Ah, claro: la comida, la comida en común. Ocurría que me atemorizaba un poco la gente, aunque no quisiera confesárselo a nadie, ni siquiera a mí mismo. Por eso había aceptado con tanta rapidez compartir la villa con unos extraños. Tal vez el hecho de que esperase a estos extraños era lo que me inspiraba aquella singular precipitación, como si tuviera que dejarlo todo hecho y prepararme para su presencia, iniciado ya en los secretos de esta nueva vida.

Quizá no habría dicho esto con tanta claridad por la mañana. Pero después de leer el libro de Starck me abandonó de pronto la timidez del encuentro. Saqué del aparato de lectura el cristal azulado, semejante a un pequeño grano, y lo dejé sobre la mesa, lleno de asombro y temor. Este objeto diminuto me había puesto fuera de combate. Por primera vez desde mi regreso pensé en Thurber y Gimma; deseé volver a verles. Tal vez este libro tenía razón, pero siempre hay otra razón detrás de nosotros.
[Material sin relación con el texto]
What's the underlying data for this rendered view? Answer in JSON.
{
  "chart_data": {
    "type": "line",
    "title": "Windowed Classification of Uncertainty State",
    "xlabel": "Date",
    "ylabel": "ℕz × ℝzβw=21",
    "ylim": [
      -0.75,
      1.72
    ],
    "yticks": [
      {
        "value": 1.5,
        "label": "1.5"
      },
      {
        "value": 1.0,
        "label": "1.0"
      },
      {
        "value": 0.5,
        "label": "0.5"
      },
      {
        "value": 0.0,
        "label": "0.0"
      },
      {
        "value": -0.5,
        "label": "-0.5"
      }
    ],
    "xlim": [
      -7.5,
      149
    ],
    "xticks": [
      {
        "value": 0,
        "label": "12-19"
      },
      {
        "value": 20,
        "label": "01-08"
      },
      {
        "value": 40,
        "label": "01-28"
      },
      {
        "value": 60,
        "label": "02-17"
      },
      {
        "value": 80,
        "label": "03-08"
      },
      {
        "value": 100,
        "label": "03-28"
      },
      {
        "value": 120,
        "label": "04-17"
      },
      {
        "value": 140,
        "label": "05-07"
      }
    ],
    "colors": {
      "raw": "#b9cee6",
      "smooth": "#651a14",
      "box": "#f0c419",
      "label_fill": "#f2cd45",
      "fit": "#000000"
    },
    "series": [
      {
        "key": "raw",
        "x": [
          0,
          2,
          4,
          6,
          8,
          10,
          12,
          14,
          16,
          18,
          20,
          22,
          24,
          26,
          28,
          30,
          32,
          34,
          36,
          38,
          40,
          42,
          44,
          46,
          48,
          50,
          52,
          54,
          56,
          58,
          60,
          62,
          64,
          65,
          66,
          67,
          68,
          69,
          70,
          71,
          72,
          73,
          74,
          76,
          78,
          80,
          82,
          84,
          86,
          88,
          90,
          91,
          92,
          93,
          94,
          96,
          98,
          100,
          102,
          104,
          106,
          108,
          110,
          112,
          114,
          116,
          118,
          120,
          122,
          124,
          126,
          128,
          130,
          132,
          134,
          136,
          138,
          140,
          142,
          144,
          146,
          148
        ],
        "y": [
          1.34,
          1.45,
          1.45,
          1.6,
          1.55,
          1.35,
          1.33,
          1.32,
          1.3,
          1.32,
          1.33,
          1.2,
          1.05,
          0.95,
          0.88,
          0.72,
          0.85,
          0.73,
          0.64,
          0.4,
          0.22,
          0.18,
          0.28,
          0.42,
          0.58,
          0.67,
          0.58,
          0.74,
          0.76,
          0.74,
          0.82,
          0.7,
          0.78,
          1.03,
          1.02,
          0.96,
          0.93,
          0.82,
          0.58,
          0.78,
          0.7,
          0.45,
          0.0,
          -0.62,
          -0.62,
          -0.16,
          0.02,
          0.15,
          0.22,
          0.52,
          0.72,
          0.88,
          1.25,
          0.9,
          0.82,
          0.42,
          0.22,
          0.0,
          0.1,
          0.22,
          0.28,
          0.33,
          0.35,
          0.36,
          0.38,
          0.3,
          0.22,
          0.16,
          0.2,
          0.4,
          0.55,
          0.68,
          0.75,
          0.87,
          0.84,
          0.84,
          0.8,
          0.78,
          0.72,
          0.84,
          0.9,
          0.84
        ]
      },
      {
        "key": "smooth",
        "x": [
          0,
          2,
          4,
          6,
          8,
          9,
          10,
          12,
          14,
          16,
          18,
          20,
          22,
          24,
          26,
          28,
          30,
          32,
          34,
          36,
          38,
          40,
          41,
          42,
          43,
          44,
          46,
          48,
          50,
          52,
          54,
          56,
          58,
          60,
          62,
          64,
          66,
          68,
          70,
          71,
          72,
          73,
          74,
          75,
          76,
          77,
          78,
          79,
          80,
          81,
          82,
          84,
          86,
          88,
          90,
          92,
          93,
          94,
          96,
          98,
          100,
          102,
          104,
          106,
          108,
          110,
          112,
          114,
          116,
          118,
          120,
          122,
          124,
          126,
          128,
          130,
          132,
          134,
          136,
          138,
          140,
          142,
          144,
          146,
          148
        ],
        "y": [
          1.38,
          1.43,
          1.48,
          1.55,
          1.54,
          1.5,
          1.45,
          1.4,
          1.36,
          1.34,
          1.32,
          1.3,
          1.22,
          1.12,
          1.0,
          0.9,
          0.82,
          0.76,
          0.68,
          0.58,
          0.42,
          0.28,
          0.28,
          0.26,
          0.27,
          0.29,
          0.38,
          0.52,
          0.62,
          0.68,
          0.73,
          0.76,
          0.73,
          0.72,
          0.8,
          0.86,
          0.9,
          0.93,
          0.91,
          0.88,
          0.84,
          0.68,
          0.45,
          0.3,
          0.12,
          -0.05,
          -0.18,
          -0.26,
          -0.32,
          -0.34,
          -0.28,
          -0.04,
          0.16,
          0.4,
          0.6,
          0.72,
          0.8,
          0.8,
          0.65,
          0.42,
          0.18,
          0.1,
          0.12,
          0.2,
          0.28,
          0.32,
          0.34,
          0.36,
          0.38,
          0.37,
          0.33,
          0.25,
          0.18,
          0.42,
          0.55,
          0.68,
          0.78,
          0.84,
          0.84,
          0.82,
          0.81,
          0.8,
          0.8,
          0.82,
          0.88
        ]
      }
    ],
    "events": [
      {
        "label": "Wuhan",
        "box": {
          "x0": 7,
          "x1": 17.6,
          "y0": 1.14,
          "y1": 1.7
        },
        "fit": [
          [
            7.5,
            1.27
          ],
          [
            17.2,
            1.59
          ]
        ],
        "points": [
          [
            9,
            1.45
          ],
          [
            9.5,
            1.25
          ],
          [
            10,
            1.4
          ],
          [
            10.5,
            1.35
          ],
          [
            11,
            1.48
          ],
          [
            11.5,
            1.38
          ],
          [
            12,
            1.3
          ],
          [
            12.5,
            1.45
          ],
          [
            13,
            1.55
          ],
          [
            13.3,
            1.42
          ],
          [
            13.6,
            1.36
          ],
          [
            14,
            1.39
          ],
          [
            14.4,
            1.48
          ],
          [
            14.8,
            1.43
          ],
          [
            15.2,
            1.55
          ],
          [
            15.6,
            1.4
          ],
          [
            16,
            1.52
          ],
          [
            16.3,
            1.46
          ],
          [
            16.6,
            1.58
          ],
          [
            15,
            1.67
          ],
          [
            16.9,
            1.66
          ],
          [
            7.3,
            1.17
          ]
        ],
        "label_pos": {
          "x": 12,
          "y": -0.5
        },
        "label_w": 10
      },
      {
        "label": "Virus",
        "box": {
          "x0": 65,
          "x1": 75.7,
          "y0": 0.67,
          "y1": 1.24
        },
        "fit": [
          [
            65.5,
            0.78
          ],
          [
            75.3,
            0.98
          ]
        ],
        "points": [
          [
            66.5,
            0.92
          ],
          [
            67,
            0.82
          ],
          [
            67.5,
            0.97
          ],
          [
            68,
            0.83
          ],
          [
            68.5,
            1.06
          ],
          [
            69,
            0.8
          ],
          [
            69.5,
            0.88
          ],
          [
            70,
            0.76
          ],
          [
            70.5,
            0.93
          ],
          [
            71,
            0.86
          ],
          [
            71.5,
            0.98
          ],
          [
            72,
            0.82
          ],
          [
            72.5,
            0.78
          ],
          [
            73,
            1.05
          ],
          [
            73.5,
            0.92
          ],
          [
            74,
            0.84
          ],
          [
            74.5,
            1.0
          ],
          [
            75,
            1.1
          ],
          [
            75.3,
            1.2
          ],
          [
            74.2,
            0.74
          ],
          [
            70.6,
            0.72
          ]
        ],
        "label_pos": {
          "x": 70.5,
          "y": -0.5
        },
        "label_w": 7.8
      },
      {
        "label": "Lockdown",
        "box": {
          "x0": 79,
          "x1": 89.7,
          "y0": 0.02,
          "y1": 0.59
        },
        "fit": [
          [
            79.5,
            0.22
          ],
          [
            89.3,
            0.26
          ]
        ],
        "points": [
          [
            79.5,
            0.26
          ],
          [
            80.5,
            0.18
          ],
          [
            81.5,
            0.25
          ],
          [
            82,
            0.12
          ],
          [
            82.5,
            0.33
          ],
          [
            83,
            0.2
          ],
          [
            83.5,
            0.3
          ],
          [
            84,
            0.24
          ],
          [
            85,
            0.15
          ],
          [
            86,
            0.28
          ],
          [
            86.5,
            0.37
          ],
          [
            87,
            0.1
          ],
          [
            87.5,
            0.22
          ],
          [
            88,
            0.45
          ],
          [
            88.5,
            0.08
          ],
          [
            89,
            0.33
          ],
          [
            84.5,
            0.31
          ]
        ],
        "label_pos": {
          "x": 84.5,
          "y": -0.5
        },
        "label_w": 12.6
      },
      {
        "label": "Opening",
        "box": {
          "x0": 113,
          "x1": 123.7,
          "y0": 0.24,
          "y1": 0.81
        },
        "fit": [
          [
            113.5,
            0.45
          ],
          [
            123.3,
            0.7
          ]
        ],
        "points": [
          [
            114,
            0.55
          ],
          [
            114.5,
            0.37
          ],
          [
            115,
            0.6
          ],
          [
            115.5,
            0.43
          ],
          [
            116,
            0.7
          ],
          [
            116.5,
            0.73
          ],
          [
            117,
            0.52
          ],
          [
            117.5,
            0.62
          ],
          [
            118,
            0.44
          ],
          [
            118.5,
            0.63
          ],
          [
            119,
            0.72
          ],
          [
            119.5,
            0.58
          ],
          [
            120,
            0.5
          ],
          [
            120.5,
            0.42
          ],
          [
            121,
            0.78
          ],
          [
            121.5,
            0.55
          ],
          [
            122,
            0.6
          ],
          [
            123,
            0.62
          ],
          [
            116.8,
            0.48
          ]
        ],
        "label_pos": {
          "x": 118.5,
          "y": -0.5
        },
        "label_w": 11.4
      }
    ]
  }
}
Nadie puede tener una razón absoluta; es imposible.

Una señal cantarína me sacó de mi aturdimiento. Me estiré el suéter y bajé, dueño de mí mismo y ya más tranquilo. El sol brillaba a través de la parra de la galería, el vestíbulo, como siempre por la tarde, estaba lleno de una luz indirecta y verdosa. En la mesa del comedor había tres cubiertos.

Cuando entré, la puerta de enfrente se abrió y los otros dos aparecieron. Eran bastante altos para este tiempo. Nos encontramos a medio camino, como los diplomáticos. Dije mi nombre, nos estrechamos la mano y nos sentamos a la mesa.

Sentía una especie de sosegada confusión, como un boxeador que acaba de ponerse en pie tras ser derrotado por una técnica impecable. Así es como contemplé a la joven pareja, como desde un palco.

La muchacha tendría apenas veinte años. No comprendí hasta mucho después que era imposible describirla y que seguramente no se parecía a sus propias fotos: ni siquiera al día siguiente podía recordar qué clase de nariz tenía — recta o algo respingona —. Su modo de alargar la mano para coger un plato me deleitaba como algo valioso, como una sorpresa que no se produce todos los días; sonreía con poca frecuencia y brevemente, como si desconfiara de sí misma o se considerase demasiado impulsiva, demasiado alegre, o quizá también demasiado insolente, y tratara de no demostrarlo. Pero cada vez huía de su propia seriedad, se daba cuenta de ello y se divertía.

Como es natural, no dejaba de atraer mis miradas, y yo tenía que luchar para desviarlas.

No obstante, seguía contemplándola fijamente; sus cabellos parecían estar llamando al viento.